6. Brings new cash customers
Satisfied members make recommendations to cash paying non-members. Word of mouth is the most effective advertising.

     The goods and services available in a barter exchange will be limited by the number of members, what they have to sell and the amount of trade business members are willing to accept. Most barter exchanges recommend that a member does no more that 10% of his total business in trade. Something you need or want may not be available when you need it or not at all. Usually, there are more members providing services than hard goods. It is almost always easier to find a member who fixes your teeth, files your taxes, provides legal services, paints your house or mows your lawn than will sell you four new tires for your car.
     Let's say you need a new computer for your business, and you have your heart set on the latest model. Probably not available. An older or used version may be. Your Business Broker should be talking to you about “cash replacement” - saving cash to buy the computer you want by using trade dollars to offset another expense. Advertising for your business, for example, that may bring in extra cash dollars. If you have “tunnel vision” you will soon be an unhappy member with dollars in your account and nothing to spend them on.
     Be wary of exchanges that allow “part cash, part barter.” Individual exceptions, such as a very expensive part needed to repair your car, or the material used by a “handyman” to paint your house or build a new deck is often allowed. Unscrupulous people will try to bend the rules to their advantage. A good exchange will have clearly written rules about what is allowed and what isn't. Violations should be brought to the attention of the exchange management and repeat violators “shown the door” quickly!

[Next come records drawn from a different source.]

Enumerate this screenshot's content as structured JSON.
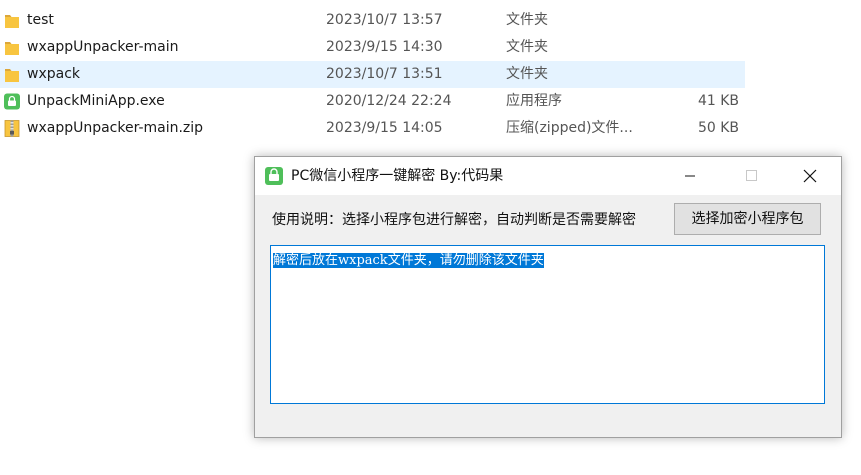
{
  "files": [
    {
      "name": "test",
      "modified": "2023/10/7 13:57",
      "type": "文件夹",
      "size": "",
      "icon": "folder-icon",
      "selected": false
    },
    {
      "name": "wxappUnpacker-main",
      "modified": "2023/9/15 14:30",
      "type": "文件夹",
      "size": "",
      "icon": "folder-icon",
      "selected": false
    },
    {
      "name": "wxpack",
      "modified": "2023/10/7 13:51",
      "type": "文件夹",
      "size": "",
      "icon": "folder-icon",
      "selected": true
    },
    {
      "name": "UnpackMiniApp.exe",
      "modified": "2020/12/24 22:24",
      "type": "应用程序",
      "size": "41 KB",
      "icon": "exe-app-icon",
      "selected": false
    },
    {
      "name": "wxappUnpacker-main.zip",
      "modified": "2023/9/15 14:05",
      "type": "压缩(zipped)文件...",
      "size": "50 KB",
      "icon": "zip-archive-icon",
      "selected": false
    }
  ],
  "dialog": {
    "title": "PC微信小程序一键解密 By:代码果",
    "instruction": "使用说明：选择小程序包进行解密，自动判断是否需要解密",
    "select_button": "选择加密小程序包",
    "output_text": "解密后放在wxpack文件夹，请勿删除该文件夹"
  },
  "colors": {
    "folder": "#f8c540",
    "app_green": "#4fbf5a",
    "selection": "#e5f3ff",
    "accent": "#0078d7"
  }
}
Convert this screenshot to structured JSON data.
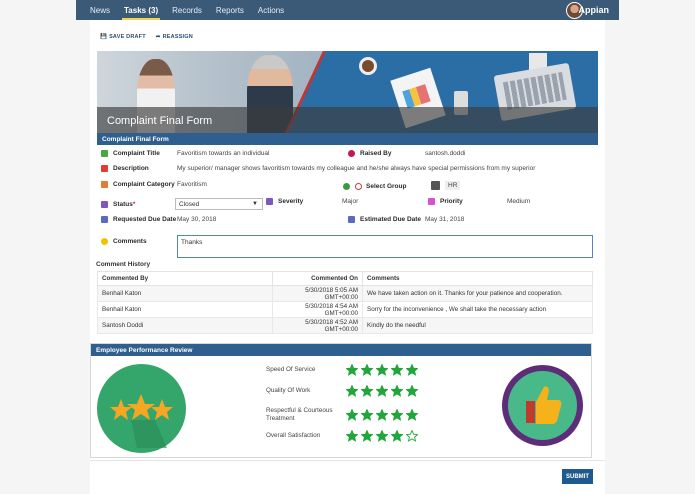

     Keep in mind that the IRS considers a barter dollar the same as a cash dollar. Barter income is treated the same as cash income. There are no tax advantages or disadvantages to bartering. Trading should be considered a marketing tool, not a tax tool.

     According to Barter News Weekly: There are more than 500,000 corporate trade exchange members globally.
     Almost 1/3 of all small businesses in the US use some form of bartering.
65% of corporations listed on the NYSE are involved in bartering.
Barter accounts for 30% of the world’s total business (U.S. Department of Commerce).
     65% of Fortune 500 companies engage in barter in one form or another.
Harvard Business Review says: Business bartering is big, and it’s happening at every level. The International Reciprocal Trade Association reports that in 2011 over 400,000 companies worldwide used bartering to earn an estimated $12 billion on unwanted or underused assets.
     Now, at barter exchanges across the world, professionals from doctors to electricians (and artists) are trading their services for goods, services or “trade credits” which can then be used to pay for business expenses whether printing, advertising or travel. Meanwhile, corporate barter firms, the intermediaries in barter transactions, have flourished, helping companies to create value from assets which may no longer fit their strategy, may not be working at capacity or are no longer needed. Client firms swap what they don’t want or need for something they do — frequently media services.
     In addition to swapping goods and services for media, companies can use the trade credits they receive from the bartering intermediary to exchange for freight, travel, waste management and equipment. Honda, Kia and Subaru have bartered cars for media trade credits. Haymarket Exhibitions made part payment for advertising using tickets to their exhibitions. Leading electronics firms have bartered discontinued stock, placing it in leading hotels in exchange for media and trade credits — gaining a potential new client in the hotel group in the process.
     Food manufacturers have bartered excess inventory in exchange for media credits or trade certificates allowing them to purchase other services such as hospitality and cleaning. Lufthansa has bartered real estate for media credits and aviation fuel.
     Most of USA Fortune 500 companies use barter to increase their market share and improve productivity.

If GM uses barter, shouldn’t you consider it, too?